Unable to Delete a Retention Rule

You cannot delete a time-bound retention rule that is locked. When a retention rule is locked, the rule can only be deleted by deleting the bucket. A bucket must be empty before it can be deleted.

If deleting an indefinite retention rule fails, the most likely cause is missing or incomplete IAM permissions. Rule deletion requires:

User permissions that let you access the bucket and manage the objects in those buckets.
Minimally, BUCKET_UPDATE and RETENTION_RULE_MANAGE permissions.

Object Versioning

Object versioning provides data protection against accidental or malicious object update, overwrite, or deletion.

Object versioning is enabled at the bucket level. Versioning directs Object Storage to automatically create an object version each time one of these actions takes place:

A new object is uploaded.
An existing object is overwritten.
When an object is deleted.

You can enable object versioning at bucket creation time or later.

A bucket that is versioning-enabled can have many versions of an object. There is always one latest version of the object and zero or more previous versions.

Object Version Deletion

No object is physically deleted from a bucket that has versioning enabled until you take explicit action to do so.

When you delete an object without targeting a specific version, the latest object version becomes a previous object version and a special delete marker is created that marks the deletion point. A delete marker contains only minimal metadata. If you delete a folder, a delete marker is created for each object in the folder. You can simply delete the delete marker to make that deleted version become the latest object version.

When you upload an object with the same name as the delete marker, the uploaded object becomes the latest version of the object. The delete marker remains. There can be multiple delete markers for an object and you can recover any of the previous object versions.

Object version deletion is different. When you delete an object version, the version is permanently deleted. Permanent deletion also happens if you explicitly delete the latest version by version ID. All delete operations that target a specific object version ID permanently deletes the data.

Scope and Constraints

Versioning can be enabled on a bucket in Object Storage.
You can rename the latest version of an object, but you cannot rename a previous object version. Renaming an object creates a new object.
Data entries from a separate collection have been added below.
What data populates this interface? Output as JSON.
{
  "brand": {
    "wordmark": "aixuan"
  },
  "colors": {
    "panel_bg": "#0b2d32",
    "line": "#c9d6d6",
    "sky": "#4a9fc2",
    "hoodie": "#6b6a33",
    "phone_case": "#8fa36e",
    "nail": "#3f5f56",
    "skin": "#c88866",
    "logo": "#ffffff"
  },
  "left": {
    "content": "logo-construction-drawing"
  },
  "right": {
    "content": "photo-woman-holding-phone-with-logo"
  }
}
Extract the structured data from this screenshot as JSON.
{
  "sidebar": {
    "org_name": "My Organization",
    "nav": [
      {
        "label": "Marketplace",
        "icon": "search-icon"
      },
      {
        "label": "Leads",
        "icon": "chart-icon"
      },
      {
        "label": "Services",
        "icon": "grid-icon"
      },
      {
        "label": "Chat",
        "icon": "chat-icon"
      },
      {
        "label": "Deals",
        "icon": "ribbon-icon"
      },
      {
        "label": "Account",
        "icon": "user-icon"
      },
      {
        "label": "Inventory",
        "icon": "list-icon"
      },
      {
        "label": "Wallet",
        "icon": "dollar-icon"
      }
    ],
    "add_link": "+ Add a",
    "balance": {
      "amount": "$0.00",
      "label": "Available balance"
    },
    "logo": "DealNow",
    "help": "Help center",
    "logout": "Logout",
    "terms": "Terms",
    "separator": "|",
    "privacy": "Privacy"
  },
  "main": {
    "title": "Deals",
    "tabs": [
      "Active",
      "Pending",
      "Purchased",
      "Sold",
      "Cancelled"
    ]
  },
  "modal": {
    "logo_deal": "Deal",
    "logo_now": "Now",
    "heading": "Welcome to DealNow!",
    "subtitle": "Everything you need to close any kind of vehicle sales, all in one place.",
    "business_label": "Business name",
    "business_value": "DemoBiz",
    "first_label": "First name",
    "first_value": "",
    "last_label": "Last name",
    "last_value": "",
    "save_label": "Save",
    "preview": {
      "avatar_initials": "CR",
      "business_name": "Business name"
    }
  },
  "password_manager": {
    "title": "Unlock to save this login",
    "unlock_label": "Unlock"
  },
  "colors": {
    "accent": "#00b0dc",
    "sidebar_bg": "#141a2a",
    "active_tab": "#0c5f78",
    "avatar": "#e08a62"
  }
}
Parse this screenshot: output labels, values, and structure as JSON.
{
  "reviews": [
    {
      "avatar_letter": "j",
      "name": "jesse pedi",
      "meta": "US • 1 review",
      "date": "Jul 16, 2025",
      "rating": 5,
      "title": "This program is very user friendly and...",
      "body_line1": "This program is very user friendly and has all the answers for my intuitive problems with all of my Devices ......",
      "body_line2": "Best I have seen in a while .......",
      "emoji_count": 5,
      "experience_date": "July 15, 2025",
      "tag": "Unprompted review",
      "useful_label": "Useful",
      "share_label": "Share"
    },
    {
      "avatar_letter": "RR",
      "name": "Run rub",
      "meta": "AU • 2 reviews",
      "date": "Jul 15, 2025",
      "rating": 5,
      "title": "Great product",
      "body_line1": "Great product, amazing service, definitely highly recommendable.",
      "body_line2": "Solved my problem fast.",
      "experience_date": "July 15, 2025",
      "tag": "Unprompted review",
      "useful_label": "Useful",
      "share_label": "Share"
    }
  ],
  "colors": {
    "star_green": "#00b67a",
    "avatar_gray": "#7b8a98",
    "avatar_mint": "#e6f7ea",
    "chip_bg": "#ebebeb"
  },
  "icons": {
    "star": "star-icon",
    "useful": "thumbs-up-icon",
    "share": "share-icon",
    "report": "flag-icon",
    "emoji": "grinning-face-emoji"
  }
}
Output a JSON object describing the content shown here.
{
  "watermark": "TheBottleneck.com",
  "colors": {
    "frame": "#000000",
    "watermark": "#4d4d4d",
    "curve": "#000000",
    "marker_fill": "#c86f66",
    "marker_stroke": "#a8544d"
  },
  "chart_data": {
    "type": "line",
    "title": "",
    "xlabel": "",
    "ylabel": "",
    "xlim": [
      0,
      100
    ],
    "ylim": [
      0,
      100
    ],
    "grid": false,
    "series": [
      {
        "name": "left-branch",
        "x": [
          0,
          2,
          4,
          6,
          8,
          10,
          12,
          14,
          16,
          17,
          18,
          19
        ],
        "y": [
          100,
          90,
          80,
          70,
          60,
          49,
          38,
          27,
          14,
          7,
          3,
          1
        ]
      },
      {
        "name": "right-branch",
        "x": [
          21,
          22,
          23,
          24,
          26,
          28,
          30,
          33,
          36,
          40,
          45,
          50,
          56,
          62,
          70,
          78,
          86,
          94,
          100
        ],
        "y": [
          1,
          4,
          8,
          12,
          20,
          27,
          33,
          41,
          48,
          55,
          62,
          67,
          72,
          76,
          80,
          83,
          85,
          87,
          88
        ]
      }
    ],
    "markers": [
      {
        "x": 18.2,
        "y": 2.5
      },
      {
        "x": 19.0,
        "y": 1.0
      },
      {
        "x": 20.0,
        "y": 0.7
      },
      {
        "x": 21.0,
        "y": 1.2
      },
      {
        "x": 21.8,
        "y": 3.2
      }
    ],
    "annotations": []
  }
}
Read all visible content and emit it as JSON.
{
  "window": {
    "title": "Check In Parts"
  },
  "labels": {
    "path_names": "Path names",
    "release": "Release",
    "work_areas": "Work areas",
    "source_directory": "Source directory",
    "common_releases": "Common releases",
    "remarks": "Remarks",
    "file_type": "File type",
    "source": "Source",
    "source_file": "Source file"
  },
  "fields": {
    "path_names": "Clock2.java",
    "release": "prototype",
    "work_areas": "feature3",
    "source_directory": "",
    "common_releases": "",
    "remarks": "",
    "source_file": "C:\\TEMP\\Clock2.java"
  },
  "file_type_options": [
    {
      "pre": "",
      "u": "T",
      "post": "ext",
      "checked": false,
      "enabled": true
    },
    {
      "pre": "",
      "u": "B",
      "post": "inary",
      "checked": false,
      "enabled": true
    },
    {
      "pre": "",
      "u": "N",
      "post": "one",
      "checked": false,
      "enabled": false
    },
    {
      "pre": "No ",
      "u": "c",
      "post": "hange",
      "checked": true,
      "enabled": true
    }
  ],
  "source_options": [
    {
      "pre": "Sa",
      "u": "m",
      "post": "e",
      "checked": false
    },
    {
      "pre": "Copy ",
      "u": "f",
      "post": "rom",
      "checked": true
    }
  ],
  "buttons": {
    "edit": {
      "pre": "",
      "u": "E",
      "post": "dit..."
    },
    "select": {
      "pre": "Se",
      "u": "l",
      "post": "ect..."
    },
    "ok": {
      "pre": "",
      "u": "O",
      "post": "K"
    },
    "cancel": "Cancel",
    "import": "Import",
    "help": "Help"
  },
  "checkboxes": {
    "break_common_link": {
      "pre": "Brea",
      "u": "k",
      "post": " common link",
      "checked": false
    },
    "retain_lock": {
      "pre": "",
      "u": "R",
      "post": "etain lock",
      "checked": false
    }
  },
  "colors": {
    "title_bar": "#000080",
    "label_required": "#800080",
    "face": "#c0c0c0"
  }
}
Interaction Between Versioning and Other Object Storage Features

This section describes some key things you need to know about the interaction between object versioning and other Object Storage features.

Copying Objects

If you copy the latest version of an object to a different bucket, only the object is copied. None of the object's previous versions are copied. You can copy a previous version of an object to another bucket, but that action creates either the latest version of a new object or a new object version in the destination bucket.

Retention Rules

You cannot add retention rules to a bucket that has versioning enabled.
You cannot enable versioning on a bucket with active retention rules.
You can add retention rules to bucket that has versioning suspended. However, you cannot resume versioning with active retention rules.

Troubleshooting Versioning

Unable to Enable Versioning

If enabling versioning fails, the most likely cause is missing or incomplete IAM permissions. Enabling versioning requires:

User permissions that let you use the bucket and manage the objects in that bucket.
Minimally, BUCKET_UPDATE permissions.

Unable to Delete a Bucket

If deleting a bucket fails, the most likely cause is that the bucket is not empty.

You can permanently delete an empty bucket. You cannot delete a bucket that contains any of the following:

Any objects
Previous versions of an object
A multipart upload in progress
A pre-authenticated request

Tip:

When you delete an object in a version-enabled bucket, a previous version of that object is created. Select Show Deleted Objects to display the object versions that might prevent you from deleting the bucket.

Unable to Delete a Previous Version

If deleting a previous object version fails, the most likely cause is missing or incomplete IAM permissions. Object version deletion requires:

User permissions that let you use the bucket and manage the objects in that bucket.
Minimally, OBJECT_VERSION_DELETE permissions.